TL;DR: According to the Declaration made at Berlin on June 5, 1945, by the Governments of the United States of America, the Union of Soviet Socialist Republics, the United Kingdom, and the Provisional Government of the French Republic, these Governments have assumed " supreme authority with respect to Germany including all the powers possessed by the German Government, the high command, and any state, municipal, or local government or authority" as mentioned in this paper.

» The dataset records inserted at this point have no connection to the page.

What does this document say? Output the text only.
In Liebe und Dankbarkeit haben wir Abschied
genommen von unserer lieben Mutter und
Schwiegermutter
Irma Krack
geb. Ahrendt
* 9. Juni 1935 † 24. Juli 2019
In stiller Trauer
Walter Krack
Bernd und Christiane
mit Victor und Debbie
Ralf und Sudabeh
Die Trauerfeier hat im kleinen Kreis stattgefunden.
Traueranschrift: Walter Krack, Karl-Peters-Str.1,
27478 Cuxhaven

Abstract: According to the Declaration made at Berlin on June 5, 1945, by the Governments of the United States of America, the Union of Soviet Socialist Republics, the United Kingdom, and the Provisional Government of the French Republic, these Governments have assumed “ supreme authority with respect to Germany including all the powers possessed by the German Government, the high command, and any state, municipal, or local government or authority.” This means that the German territory, together with the population residing on it, has been placed under the sovereignty of the four powers. It means further that the legal status of Germany is not that of “ belligerent occupation” in accordance with the Articles 42 to 56 of the Regulations annexed to the Hague Convention respecting the Laws and Customs of War on Land of 1907. After Germany's unconditional surrender and especially after the abolition of the last German Government, the Government of Grand Admiral Doenitz, the status of belligerent occupation has become impossible. This status presupposes that a state of war still exists in the relationship between the occupant state and the state whose territory is under belligerent occupation. This condition implies the continued existence of the state whose territory is occupied and, consequently, the continued existence of its government recognized as the legitimate bearer of the sovereignty of the occupied state. This is the reason why it is generally assumed that belligerent occupation does not confer upon the occupant power sovereignty over the occupied territory. By belligerent occupation the legitimate government is made incapable of exercising its authority and is only substituted for the period of occupation by the authority of the occupant power. The legitimate government of the occupied state, especially the head of the state, may be expelled from the occupied territory and may have established his seat on the territory of an ally; the government, and especially the head of the occupied state, may even be made prisoners of war.
But the government must continue to exist and must be recognized as such by the occupant power. The latter must be willing to conclude with this government a treaty of peace and to hand back to it the whole or a part of the occupied territory.